3.3 O MUNICÍPIO DE PINHÃO

3.3.1 A transformação do Distrito em Município

A emancipação política do município de Pinhão tem seu início nos anos de 1960. A empresa do Zattar, ainda que de maneira cruel, defendendo interesses próprios, contribuiu para que esse movimento acontecesse:

Na Zattarlândia, a serraria, seus equipamentos, os homens e suas famílias não só criaram uma cidade. Duas décadas depois, as raízes fincadas em Pinhão prenunciavam sua emancipação política.
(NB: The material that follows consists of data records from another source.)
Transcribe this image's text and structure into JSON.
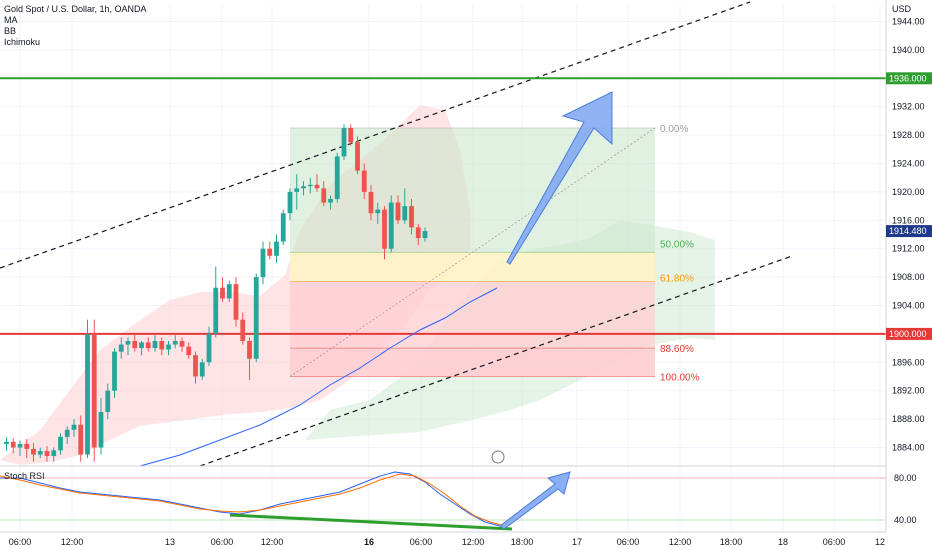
{
  "header": {
    "symbol": "Gold Spot / U.S. Dollar, 1h, OANDA",
    "indicators": [
      "MA",
      "BB",
      "Ichimoku"
    ],
    "currency": "USD"
  },
  "rsi_panel": {
    "label": "Stoch RSI",
    "levels": [
      "80.00",
      "40.00"
    ]
  },
  "time_axis": {
    "labels": [
      {
        "text": "06:00",
        "bold": false
      },
      {
        "text": "12:00",
        "bold": false
      },
      {
        "text": "13",
        "bold": false
      },
      {
        "text": "06:00",
        "bold": false
      },
      {
        "text": "12:00",
        "bold": false
      },
      {
        "text": "16",
        "bold": true
      },
      {
        "text": "06:00",
        "bold": false
      },
      {
        "text": "12:00",
        "bold": false
      },
      {
        "text": "18:00",
        "bold": false
      },
      {
        "text": "17",
        "bold": false
      },
      {
        "text": "06:00",
        "bold": false
      },
      {
        "text": "12:00",
        "bold": false
      },
      {
        "text": "18:00",
        "bold": false
      },
      {
        "text": "18",
        "bold": false
      },
      {
        "text": "06:00",
        "bold": false
      },
      {
        "text": "12",
        "bold": false
      }
    ]
  },
  "price_tags": [
    {
      "text": "1936.000",
      "color": "#2e9e2e",
      "price": 1936.0
    },
    {
      "text": "1914.480",
      "color": "#1e3a8a",
      "price": 1914.48
    },
    {
      "text": "1900.000",
      "color": "#e53935",
      "price": 1900.0
    }
  ],
  "fib_labels": [
    {
      "text": "0.00%",
      "color": "#9e9e9e"
    },
    {
      "text": "50.00%",
      "color": "#4caf50"
    },
    {
      "text": "61.80%",
      "color": "#ff9800"
    },
    {
      "text": "88.60%",
      "color": "#e53935"
    },
    {
      "text": "100.00%",
      "color": "#e53935"
    }
  ],
  "colors": {
    "up": "#26a69a",
    "down": "#ef5350",
    "grid": "#f0f3fa",
    "support": "#e53935",
    "resistance": "#2e9e2e",
    "ma": "#2962ff"
  },
  "chart_data": {
    "type": "candlestick",
    "title": "Gold Spot / U.S. Dollar, 1h, OANDA",
    "y_unit": "USD",
    "ylim": [
      1880,
      1948
    ],
    "yticks": [
      1884,
      1888,
      1892,
      1896,
      1900,
      1904,
      1908,
      1912,
      1916,
      1920,
      1924,
      1928,
      1932,
      1940,
      1944
    ],
    "horizontal_levels": [
      {
        "price": 1936.0,
        "color": "#2e9e2e"
      },
      {
        "price": 1900.0,
        "color": "#e53935"
      }
    ],
    "fib_retracement": {
      "high": 1929.0,
      "low": 1894.0,
      "levels": [
        {
          "ratio": 0.0,
          "price": 1929.0
        },
        {
          "ratio": 0.5,
          "price": 1911.5
        },
        {
          "ratio": 0.618,
          "price": 1907.4
        },
        {
          "ratio": 0.886,
          "price": 1898.0
        },
        {
          "ratio": 1.0,
          "price": 1894.0
        }
      ]
    },
    "candles": [
      {
        "o": 1884.5,
        "h": 1885.5,
        "l": 1883.5,
        "c": 1884.8
      },
      {
        "o": 1884.8,
        "h": 1885.3,
        "l": 1883.2,
        "c": 1884.0
      },
      {
        "o": 1884.0,
        "h": 1885.0,
        "l": 1882.8,
        "c": 1884.5
      },
      {
        "o": 1884.5,
        "h": 1885.2,
        "l": 1882.5,
        "c": 1883.8
      },
      {
        "o": 1883.8,
        "h": 1884.6,
        "l": 1882.0,
        "c": 1883.0
      },
      {
        "o": 1883.0,
        "h": 1884.0,
        "l": 1882.5,
        "c": 1883.5
      },
      {
        "o": 1883.5,
        "h": 1884.2,
        "l": 1882.0,
        "c": 1882.8
      },
      {
        "o": 1882.8,
        "h": 1884.0,
        "l": 1882.0,
        "c": 1883.6
      },
      {
        "o": 1883.6,
        "h": 1886.0,
        "l": 1883.0,
        "c": 1885.5
      },
      {
        "o": 1885.5,
        "h": 1887.0,
        "l": 1884.5,
        "c": 1886.5
      },
      {
        "o": 1886.5,
        "h": 1888.0,
        "l": 1885.5,
        "c": 1887.2
      },
      {
        "o": 1887.2,
        "h": 1888.5,
        "l": 1882.0,
        "c": 1883.0
      },
      {
        "o": 1883.0,
        "h": 1902.0,
        "l": 1882.5,
        "c": 1900.0
      },
      {
        "o": 1900.0,
        "h": 1902.0,
        "l": 1882.0,
        "c": 1884.0
      },
      {
        "o": 1884.0,
        "h": 1891.0,
        "l": 1883.0,
        "c": 1889.0
      },
      {
        "o": 1889.0,
        "h": 1893.0,
        "l": 1888.0,
        "c": 1892.0
      },
      {
        "o": 1892.0,
        "h": 1898.0,
        "l": 1891.0,
        "c": 1897.5
      },
      {
        "o": 1897.5,
        "h": 1899.5,
        "l": 1896.5,
        "c": 1898.5
      },
      {
        "o": 1898.5,
        "h": 1899.5,
        "l": 1897.0,
        "c": 1899.0
      },
      {
        "o": 1899.0,
        "h": 1900.0,
        "l": 1897.5,
        "c": 1898.0
      },
      {
        "o": 1898.0,
        "h": 1899.0,
        "l": 1897.0,
        "c": 1898.8
      },
      {
        "o": 1898.8,
        "h": 1899.5,
        "l": 1897.5,
        "c": 1898.0
      },
      {
        "o": 1898.0,
        "h": 1899.8,
        "l": 1897.5,
        "c": 1899.0
      },
      {
        "o": 1899.0,
        "h": 1899.5,
        "l": 1897.0,
        "c": 1897.8
      },
      {
        "o": 1897.8,
        "h": 1899.0,
        "l": 1897.0,
        "c": 1898.5
      },
      {
        "o": 1898.5,
        "h": 1899.8,
        "l": 1898.0,
        "c": 1899.0
      },
      {
        "o": 1899.0,
        "h": 1899.5,
        "l": 1897.5,
        "c": 1898.2
      },
      {
        "o": 1898.2,
        "h": 1898.8,
        "l": 1896.5,
        "c": 1897.0
      },
      {
        "o": 1897.0,
        "h": 1897.5,
        "l": 1893.0,
        "c": 1894.0
      },
      {
        "o": 1894.0,
        "h": 1896.5,
        "l": 1893.5,
        "c": 1896.0
      },
      {
        "o": 1896.0,
        "h": 1901.0,
        "l": 1895.5,
        "c": 1900.0
      },
      {
        "o": 1900.0,
        "h": 1909.5,
        "l": 1899.5,
        "c": 1906.5
      },
      {
        "o": 1906.5,
        "h": 1908.0,
        "l": 1904.5,
        "c": 1905.0
      },
      {
        "o": 1905.0,
        "h": 1907.5,
        "l": 1904.5,
        "c": 1907.0
      },
      {
        "o": 1907.0,
        "h": 1908.0,
        "l": 1901.0,
        "c": 1902.0
      },
      {
        "o": 1902.0,
        "h": 1903.0,
        "l": 1898.5,
        "c": 1899.0
      },
      {
        "o": 1899.0,
        "h": 1899.5,
        "l": 1893.5,
        "c": 1896.5
      },
      {
        "o": 1896.5,
        "h": 1908.5,
        "l": 1896.0,
        "c": 1908.0
      },
      {
        "o": 1908.0,
        "h": 1913.0,
        "l": 1907.0,
        "c": 1912.0
      },
      {
        "o": 1912.0,
        "h": 1913.0,
        "l": 1910.5,
        "c": 1911.0
      },
      {
        "o": 1911.0,
        "h": 1914.0,
        "l": 1910.0,
        "c": 1913.0
      },
      {
        "o": 1913.0,
        "h": 1917.5,
        "l": 1912.5,
        "c": 1917.0
      },
      {
        "o": 1917.0,
        "h": 1920.5,
        "l": 1916.0,
        "c": 1920.0
      },
      {
        "o": 1920.0,
        "h": 1922.5,
        "l": 1917.5,
        "c": 1920.5
      },
      {
        "o": 1920.5,
        "h": 1921.5,
        "l": 1919.5,
        "c": 1920.8
      },
      {
        "o": 1920.8,
        "h": 1922.0,
        "l": 1919.8,
        "c": 1921.0
      },
      {
        "o": 1921.0,
        "h": 1922.5,
        "l": 1920.0,
        "c": 1920.5
      },
      {
        "o": 1920.5,
        "h": 1921.5,
        "l": 1918.0,
        "c": 1918.5
      },
      {
        "o": 1918.5,
        "h": 1919.5,
        "l": 1917.5,
        "c": 1919.0
      },
      {
        "o": 1919.0,
        "h": 1925.5,
        "l": 1918.5,
        "c": 1925.0
      },
      {
        "o": 1925.0,
        "h": 1929.5,
        "l": 1924.5,
        "c": 1929.0
      },
      {
        "o": 1929.0,
        "h": 1929.5,
        "l": 1926.5,
        "c": 1927.0
      },
      {
        "o": 1927.0,
        "h": 1927.8,
        "l": 1922.5,
        "c": 1923.0
      },
      {
        "o": 1923.0,
        "h": 1924.0,
        "l": 1919.0,
        "c": 1920.0
      },
      {
        "o": 1920.0,
        "h": 1921.0,
        "l": 1916.0,
        "c": 1917.0
      },
      {
        "o": 1917.0,
        "h": 1918.5,
        "l": 1915.5,
        "c": 1917.5
      },
      {
        "o": 1917.5,
        "h": 1918.0,
        "l": 1910.5,
        "c": 1912.0
      },
      {
        "o": 1912.0,
        "h": 1919.5,
        "l": 1911.5,
        "c": 1918.5
      },
      {
        "o": 1918.5,
        "h": 1919.5,
        "l": 1915.5,
        "c": 1916.0
      },
      {
        "o": 1916.0,
        "h": 1920.5,
        "l": 1915.5,
        "c": 1918.0
      },
      {
        "o": 1918.0,
        "h": 1919.0,
        "l": 1914.0,
        "c": 1915.0
      },
      {
        "o": 1915.0,
        "h": 1915.5,
        "l": 1912.5,
        "c": 1913.5
      },
      {
        "o": 1913.5,
        "h": 1915.0,
        "l": 1913.0,
        "c": 1914.5
      }
    ]
  }
}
Pinhão desgarrou-se de Guarapuava e virou município em 1964. (MONTEIRO, 2008, p.39).

O processo que culminou na emancipação do município teve seu início com a elaboração de um abaixo-assinado com assinaturas da população, elaborado pelos pinhãoenses Renato Ferreira Passos, Decimar Cordeiro, Sebastião Passos Ferreira e João Gonçalves, que resolveram formar a comissão que lutaria pela emancipação.

A nós que aqui vivemos e laboramos, não importa que a cidade de Guarapuava fique mais bela [...] com suas luzes fluorescentes, para agradar a vista dos forasteiros que por lá aportam, quando nosso lume é ainda o antigo lampião a querosene.[...] Sendo criado o Município de Pinhão [...] o nosso dinheiro será gasto aqui mesmo, em obras dentro do nosso território [...]. Portanto, avante companheiros. Chegou a hora da nossa independência. (Trecho do Manifesto distribuído ao povo dos Distritos de Pinhão e Pedro Lustosa em 15 de outubro de 1963. PASSOS, 1992).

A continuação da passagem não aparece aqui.